What is Normalization?

Normalization involves organizing data in a database. This includes creating tables and establishing relationships between those tables according to rules designed both to protect the data and to make the database more flexible by eliminating redundancy and inconsistent dependency.

Normalization is typically done in several stages, each corresponding to a specific normal form (NF). The most commonly used normal forms are:

  • **First Normal Form (1NF):** Ensures that the table only contains atomic (indivisible) values and each column contains only a single value.

  • **Second Normal Form (2NF):** Ensures that all attributes in a table depend solely on the table’s primary key.

  • **Third Normal Form (3NF):** Ensures that all the fields in a table are dependent only on the primary key and not on other non-key attributes.

Let’s break these down with examples.

Examples of Normalization

0. Unnormalized Table

Consider a table that records information about sales in a bookstore:

| SaleID | BookTitle | Author | Price | CustomerName |

|--------|-----------------|--------------|-------|--------------|

| 1 | PostgreSQL Intro| A. Author | 20 | John Doe |

| 2 | PostgreSQL Intro| A. Author | 20 | Jane Smith |

| 3 | SQL Queries | B. Writer | 25 | John Doe |

This table is not normalized as data redundancy and repetition of information are evident.

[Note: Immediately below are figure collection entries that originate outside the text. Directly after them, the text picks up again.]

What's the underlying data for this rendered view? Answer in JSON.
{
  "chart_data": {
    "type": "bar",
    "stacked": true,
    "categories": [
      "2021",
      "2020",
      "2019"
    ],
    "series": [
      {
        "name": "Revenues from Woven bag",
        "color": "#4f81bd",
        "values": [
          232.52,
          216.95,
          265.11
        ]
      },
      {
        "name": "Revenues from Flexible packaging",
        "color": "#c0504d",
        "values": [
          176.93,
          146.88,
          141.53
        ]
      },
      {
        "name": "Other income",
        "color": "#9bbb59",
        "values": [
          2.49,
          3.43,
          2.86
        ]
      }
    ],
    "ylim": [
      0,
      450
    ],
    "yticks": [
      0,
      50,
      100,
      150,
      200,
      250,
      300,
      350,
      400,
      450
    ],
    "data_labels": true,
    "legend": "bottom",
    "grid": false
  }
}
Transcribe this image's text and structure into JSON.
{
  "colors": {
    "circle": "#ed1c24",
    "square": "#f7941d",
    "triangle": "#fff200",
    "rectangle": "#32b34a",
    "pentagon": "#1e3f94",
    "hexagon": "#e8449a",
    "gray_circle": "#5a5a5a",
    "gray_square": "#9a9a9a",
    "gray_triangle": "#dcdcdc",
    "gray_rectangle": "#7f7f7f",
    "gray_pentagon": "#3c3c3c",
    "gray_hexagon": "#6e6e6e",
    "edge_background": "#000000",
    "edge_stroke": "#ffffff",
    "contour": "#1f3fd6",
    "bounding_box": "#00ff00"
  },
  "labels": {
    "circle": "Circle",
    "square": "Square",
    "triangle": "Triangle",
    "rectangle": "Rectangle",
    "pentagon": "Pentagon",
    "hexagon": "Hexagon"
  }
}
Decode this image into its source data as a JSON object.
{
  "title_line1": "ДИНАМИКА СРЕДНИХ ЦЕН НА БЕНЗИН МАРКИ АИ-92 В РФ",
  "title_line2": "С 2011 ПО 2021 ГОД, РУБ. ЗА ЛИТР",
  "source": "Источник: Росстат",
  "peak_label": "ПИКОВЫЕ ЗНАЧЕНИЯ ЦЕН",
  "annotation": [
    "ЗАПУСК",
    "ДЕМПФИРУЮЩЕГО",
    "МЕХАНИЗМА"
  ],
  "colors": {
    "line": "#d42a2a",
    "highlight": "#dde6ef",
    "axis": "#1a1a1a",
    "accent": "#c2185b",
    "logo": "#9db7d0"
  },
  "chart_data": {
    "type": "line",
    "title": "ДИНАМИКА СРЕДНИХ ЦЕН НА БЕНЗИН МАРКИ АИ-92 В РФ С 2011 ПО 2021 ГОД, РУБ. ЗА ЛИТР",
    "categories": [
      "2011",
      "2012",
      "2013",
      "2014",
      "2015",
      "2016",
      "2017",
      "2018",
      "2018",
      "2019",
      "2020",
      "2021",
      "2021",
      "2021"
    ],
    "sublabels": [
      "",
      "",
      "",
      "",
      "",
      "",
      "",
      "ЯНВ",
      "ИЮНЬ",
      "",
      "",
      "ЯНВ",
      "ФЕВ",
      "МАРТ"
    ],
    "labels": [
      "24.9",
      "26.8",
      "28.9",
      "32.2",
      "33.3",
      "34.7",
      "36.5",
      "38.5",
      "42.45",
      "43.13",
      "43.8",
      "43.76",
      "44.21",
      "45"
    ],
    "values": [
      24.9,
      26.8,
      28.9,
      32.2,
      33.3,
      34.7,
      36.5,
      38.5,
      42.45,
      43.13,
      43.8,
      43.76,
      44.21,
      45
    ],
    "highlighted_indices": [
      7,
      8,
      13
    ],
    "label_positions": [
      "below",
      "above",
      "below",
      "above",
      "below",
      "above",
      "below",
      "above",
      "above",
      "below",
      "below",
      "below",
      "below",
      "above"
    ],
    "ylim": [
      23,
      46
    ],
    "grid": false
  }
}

1. First Normal Form (1NF)

Objective: Eliminate duplicate columns from the same table. Create separate tables for each group of related data and identify each row with a unique column (the primary key).

Implementation:

Divide the table into two:

Books:

| BookID | Title | Author | Price |

|--------|-----------------|--------------|-------|

| 1 | PostgreSQL Intro| A. Author | 20 |

| 2 | SQL Queries | B. Writer | 25 |

Sales:

| SaleID | BookID | CustomerName |

|--------|--------|--------------|

| 1 | 1 | John Doe |

| 2 | 1 | Jane Smith |

| 3 | 2 | John Doe |

2. Second Normal Form (2NF)

Objective: Ensure that all non-key attributes are fully functional dependent on the primary key.

Since our **Books** and **Sales** tables are already in 2NF (each column in both tables depends only on the primary key), we don’t need to make further changes for 2NF.

3. Third Normal Form (3NF)

Objective: Remove columns that do not depend directly on the primary key.

Suppose in our **Books** table, the `Price` is always determined by the Author. To move to 3NF, we need to separate this dependency into another table.

Authors:

| AuthorID | Author | StandardPrice |

|----------|--------------|---------------|

| 1 | A. Author | 20 |

| 2 | B. Writer | 25 |

Books (revised):

| BookID | Title | AuthorID |

|--------|------------------|----------|

| 1 | PostgreSQL Intro | 1 |

| 2 | SQL Queries | 2 |

This design ensures that changes in the price of books by a specific author require updates in just one place, thereby enhancing data integrity.

Conclusion

Normalization is a powerful technique for structuring a database efficiently. By following the rules of each normal form, you can minimize redundancy and maximize data integrity in your PostgreSQL database. Remember, normalization often comes at the expense of more complex queries and sometimes slower response times due to the need to join tables. Therefore, understanding the trade-offs between normalization and performance is crucial, especially when designing large-scale databases.